Cönk okunaklı bir rikayla kaleme alınmıştır. Cönkün içindeki yazı sitillerinden, başka kişilerce zaman içinde ilaveler yapıldığı anlaşılmaktadır. Ayrıca cönkün eskimiş sayfaları tamir görmüştür. Bu da bize cönk sahiplerinin onu koruma konusunda özen gösterdiklerini düşündürmektedir.
Cönk her iki kısımdan da başlıyormuş intibaı verecek şekilde tutulmuştur. Bir tarafta Derdiyok ile Zülfüsiyah hikâyesi başlarken diğer kısımda Âsuman ile Zeycan hikâyesi başlamaktadır. Bunun yanında cönkte Âşık Garip ile Şahsenem hikâyesi de vardır. Dolayısıyla cönkün büyük kısmı halk hikâyelerinden oluşmaktadır. Derdiyok ile Zülfüsiyah hikâyesinin ilk varakları hariç tutulursa bu hikâyeler cönkte tam olarak mevcut durumdadır. Hikâyelerin bize söylediği husus, Dörtdivan’da halk hikâyesi anlatma ve dinleme geleneğinin ciddi anlamda mevcut olduğudur.
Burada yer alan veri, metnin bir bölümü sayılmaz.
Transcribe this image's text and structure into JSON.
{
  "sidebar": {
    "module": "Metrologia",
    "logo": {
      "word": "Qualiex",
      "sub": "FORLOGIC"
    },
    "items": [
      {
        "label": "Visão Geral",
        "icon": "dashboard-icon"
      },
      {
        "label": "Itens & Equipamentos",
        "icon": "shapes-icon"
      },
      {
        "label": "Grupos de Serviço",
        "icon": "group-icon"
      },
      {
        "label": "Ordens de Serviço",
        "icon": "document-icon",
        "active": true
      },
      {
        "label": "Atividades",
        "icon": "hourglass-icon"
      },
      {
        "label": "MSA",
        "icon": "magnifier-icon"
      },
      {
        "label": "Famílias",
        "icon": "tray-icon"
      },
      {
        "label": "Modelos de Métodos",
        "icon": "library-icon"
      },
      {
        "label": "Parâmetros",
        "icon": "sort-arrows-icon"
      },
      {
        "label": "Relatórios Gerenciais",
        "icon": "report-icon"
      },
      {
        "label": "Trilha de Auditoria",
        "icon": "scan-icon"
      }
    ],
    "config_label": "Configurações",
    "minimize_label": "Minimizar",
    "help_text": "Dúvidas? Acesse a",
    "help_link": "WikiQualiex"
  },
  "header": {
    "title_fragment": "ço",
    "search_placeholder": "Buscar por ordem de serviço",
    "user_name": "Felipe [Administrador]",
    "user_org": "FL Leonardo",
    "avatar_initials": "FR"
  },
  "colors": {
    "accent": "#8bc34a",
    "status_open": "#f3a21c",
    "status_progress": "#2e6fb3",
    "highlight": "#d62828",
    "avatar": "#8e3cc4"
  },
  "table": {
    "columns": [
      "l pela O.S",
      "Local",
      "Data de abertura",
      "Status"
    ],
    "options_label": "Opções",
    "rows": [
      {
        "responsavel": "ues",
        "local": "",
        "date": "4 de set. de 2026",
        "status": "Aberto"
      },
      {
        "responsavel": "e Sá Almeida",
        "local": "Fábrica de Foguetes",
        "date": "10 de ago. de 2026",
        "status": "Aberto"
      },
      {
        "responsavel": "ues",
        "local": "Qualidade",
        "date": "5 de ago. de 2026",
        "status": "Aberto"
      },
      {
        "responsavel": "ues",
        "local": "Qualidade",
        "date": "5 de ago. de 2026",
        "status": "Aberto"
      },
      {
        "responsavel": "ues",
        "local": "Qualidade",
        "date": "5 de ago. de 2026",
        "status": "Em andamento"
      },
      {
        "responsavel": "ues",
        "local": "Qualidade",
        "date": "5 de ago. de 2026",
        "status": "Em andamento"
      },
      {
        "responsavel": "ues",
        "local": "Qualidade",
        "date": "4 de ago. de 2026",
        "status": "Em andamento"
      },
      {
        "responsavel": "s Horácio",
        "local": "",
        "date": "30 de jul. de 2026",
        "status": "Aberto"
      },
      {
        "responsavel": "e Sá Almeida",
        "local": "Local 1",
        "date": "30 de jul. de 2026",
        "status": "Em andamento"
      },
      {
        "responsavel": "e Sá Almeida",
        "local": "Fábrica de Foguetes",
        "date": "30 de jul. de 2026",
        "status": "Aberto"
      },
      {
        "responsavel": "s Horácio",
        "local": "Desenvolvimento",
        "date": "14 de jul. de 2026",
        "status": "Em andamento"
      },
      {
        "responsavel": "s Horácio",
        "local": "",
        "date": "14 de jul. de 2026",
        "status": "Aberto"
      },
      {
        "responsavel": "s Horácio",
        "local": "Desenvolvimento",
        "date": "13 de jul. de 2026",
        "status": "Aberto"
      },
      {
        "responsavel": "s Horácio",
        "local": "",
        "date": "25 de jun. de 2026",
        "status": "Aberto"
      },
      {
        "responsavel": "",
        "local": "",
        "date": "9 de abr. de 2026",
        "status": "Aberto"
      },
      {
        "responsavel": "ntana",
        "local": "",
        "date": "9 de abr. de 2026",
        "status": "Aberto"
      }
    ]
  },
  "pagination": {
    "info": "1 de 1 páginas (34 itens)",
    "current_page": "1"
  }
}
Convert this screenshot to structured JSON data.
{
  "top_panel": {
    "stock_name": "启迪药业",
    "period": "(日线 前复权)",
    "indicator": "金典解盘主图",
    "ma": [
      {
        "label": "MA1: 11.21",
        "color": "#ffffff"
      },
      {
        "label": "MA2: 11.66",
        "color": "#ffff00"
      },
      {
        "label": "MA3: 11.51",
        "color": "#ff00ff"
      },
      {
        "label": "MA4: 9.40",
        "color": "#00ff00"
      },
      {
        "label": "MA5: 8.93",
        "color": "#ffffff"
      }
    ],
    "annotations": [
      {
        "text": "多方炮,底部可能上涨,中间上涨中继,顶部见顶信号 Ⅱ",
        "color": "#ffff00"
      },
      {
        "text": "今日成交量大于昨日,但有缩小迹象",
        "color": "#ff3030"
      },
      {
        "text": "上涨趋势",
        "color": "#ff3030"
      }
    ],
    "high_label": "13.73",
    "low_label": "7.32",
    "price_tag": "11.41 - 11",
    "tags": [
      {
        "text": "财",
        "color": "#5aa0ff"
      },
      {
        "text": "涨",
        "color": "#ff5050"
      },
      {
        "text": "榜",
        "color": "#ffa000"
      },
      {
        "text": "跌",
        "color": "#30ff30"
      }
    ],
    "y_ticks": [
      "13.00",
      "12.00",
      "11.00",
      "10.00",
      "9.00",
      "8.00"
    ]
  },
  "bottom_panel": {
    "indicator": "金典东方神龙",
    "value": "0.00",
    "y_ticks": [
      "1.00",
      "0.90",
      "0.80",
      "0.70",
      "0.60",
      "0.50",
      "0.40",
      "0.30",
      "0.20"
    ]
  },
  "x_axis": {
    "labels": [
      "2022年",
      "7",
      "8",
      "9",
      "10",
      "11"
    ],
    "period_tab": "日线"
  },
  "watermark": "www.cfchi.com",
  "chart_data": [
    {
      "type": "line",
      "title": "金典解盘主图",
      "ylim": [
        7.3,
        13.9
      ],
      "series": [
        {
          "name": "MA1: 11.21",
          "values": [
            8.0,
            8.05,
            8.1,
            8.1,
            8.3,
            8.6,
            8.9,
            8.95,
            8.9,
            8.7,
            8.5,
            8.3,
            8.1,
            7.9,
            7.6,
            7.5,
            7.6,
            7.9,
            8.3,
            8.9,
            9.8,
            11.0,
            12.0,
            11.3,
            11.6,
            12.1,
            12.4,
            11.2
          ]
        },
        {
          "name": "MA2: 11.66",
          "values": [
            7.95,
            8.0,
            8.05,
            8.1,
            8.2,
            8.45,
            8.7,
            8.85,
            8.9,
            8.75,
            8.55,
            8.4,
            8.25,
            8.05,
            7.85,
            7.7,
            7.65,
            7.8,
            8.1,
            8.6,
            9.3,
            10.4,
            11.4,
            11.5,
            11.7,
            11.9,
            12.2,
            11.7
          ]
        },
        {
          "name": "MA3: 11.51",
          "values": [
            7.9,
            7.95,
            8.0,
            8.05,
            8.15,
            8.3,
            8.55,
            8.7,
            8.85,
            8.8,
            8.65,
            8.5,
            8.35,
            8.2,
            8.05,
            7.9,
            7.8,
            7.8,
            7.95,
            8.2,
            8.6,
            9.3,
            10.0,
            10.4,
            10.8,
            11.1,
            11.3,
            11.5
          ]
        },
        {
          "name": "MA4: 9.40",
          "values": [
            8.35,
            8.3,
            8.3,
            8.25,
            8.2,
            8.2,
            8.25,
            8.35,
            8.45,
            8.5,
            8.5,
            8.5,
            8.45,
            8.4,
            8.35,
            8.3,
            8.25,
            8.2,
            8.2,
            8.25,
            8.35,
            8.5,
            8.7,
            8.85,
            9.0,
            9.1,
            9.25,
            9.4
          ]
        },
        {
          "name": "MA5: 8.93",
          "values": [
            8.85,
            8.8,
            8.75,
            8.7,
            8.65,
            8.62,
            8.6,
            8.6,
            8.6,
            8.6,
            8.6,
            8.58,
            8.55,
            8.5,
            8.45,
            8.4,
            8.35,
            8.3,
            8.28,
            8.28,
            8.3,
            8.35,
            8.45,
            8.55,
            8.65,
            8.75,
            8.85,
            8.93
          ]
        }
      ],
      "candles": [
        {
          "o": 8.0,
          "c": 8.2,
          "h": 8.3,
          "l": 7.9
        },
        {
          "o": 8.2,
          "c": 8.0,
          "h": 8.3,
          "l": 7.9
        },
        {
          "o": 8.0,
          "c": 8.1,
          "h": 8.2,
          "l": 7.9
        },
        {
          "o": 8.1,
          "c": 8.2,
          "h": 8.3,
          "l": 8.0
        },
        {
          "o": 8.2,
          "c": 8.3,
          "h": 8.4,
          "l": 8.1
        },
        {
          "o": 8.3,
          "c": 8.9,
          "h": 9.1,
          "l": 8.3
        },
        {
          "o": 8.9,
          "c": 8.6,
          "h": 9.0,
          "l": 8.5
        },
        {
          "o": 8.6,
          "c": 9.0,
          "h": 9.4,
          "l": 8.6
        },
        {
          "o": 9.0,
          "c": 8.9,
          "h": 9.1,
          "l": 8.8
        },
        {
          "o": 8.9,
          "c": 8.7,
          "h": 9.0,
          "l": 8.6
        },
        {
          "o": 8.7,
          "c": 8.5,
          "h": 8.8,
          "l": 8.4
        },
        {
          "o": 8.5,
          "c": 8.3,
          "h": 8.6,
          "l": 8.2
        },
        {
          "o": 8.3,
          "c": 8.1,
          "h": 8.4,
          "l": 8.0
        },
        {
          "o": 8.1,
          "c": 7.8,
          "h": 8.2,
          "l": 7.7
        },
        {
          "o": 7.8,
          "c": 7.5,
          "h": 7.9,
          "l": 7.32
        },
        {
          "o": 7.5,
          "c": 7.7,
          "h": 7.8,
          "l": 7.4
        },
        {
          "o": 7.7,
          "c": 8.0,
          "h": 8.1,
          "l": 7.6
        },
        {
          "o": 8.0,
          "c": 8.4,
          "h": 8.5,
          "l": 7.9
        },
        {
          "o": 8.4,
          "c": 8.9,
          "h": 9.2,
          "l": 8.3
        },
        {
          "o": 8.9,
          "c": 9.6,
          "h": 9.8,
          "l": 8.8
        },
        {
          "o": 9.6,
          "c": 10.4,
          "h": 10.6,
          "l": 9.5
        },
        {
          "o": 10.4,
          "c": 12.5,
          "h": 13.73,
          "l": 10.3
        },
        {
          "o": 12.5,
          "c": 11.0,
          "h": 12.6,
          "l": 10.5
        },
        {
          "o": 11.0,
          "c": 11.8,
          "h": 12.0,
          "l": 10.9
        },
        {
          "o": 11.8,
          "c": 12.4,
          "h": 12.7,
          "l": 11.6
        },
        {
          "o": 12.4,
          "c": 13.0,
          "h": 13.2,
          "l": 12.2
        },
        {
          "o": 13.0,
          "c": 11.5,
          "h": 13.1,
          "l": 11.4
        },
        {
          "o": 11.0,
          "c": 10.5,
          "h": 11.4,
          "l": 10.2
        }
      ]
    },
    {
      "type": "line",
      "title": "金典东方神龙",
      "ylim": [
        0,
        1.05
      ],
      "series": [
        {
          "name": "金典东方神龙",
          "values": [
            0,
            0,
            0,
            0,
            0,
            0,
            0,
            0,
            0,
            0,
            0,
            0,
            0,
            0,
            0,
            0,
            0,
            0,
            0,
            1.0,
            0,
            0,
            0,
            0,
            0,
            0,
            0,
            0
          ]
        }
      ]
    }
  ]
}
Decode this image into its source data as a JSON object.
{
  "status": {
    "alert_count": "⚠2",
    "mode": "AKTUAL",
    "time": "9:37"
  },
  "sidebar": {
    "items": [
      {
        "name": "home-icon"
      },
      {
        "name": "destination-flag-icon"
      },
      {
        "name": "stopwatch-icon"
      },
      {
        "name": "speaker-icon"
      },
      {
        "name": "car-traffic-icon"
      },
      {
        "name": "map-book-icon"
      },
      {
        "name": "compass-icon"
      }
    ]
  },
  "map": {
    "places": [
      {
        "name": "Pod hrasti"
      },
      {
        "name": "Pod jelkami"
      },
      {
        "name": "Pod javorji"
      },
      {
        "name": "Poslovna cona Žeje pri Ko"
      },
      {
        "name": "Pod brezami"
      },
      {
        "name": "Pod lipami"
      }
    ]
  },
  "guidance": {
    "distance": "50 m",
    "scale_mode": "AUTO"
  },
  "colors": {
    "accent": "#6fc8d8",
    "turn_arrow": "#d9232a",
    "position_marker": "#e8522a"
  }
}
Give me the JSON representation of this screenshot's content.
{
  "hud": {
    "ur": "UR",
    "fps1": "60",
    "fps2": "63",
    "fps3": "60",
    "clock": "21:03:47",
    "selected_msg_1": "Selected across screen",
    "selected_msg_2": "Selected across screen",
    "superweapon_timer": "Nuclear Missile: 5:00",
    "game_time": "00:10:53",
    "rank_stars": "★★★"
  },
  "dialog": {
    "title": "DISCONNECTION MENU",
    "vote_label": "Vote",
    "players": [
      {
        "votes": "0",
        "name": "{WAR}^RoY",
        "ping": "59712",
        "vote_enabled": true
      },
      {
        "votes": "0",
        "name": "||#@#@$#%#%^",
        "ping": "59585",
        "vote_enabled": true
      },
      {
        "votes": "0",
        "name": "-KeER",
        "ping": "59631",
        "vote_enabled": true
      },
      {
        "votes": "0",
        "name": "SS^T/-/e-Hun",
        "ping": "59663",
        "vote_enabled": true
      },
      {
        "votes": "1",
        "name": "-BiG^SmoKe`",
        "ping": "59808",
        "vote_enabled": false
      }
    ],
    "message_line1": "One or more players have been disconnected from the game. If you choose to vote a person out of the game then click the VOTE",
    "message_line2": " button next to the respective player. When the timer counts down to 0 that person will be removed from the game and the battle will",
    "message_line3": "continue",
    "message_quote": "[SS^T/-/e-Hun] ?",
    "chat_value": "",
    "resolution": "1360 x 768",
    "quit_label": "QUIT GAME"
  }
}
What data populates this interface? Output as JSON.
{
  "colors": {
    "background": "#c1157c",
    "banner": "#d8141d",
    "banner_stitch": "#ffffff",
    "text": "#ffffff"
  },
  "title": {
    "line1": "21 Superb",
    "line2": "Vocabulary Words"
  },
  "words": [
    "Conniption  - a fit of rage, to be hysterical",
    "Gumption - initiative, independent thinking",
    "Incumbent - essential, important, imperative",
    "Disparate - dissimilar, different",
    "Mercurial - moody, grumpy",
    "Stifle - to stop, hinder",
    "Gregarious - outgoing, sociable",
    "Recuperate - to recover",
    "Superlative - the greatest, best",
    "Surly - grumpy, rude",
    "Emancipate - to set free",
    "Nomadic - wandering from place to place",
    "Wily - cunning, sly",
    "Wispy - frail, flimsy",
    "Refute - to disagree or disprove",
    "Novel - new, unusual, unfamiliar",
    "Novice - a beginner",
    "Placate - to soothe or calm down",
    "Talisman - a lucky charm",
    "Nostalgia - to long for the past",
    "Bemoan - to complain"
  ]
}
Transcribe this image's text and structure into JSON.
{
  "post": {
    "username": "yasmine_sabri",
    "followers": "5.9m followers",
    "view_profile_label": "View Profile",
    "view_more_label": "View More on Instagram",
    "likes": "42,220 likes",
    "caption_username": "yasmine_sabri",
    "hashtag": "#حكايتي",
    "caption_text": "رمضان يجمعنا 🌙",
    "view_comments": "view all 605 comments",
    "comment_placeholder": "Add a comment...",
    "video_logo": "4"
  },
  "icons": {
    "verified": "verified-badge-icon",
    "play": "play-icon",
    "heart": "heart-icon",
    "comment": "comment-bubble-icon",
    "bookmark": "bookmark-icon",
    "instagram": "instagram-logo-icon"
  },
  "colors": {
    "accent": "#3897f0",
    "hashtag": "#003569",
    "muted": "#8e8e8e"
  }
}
Cönkteki halk hikâyeleri manzumeler bakımından da zengindir. Bilindiği gibi halk hikâyeleri bir kısmı manzum bir kısmı mensur olan eserlerdir. Elimizdeki cönkte hikâyeleri kaydeden kişinin herhangi bir atlamaya yer vermeden bunları yazdığı anlaşılıyor. Bizde, Derdiyok ile Zülfüsiyah hikâyesini okurken bunların bir icra ortamında kaydedildiği gibi bir intiba oluştu. Doğal ortamında kaydedilen bu hikâyelerin okunmasında bazı güçlükler olabilmektedir. Nitekim cönkte yer alan hikâyeler halk imlasıyla yazılmış ve muhtemelen anlatıldığı gibi kaydedilmiş metinlerdir.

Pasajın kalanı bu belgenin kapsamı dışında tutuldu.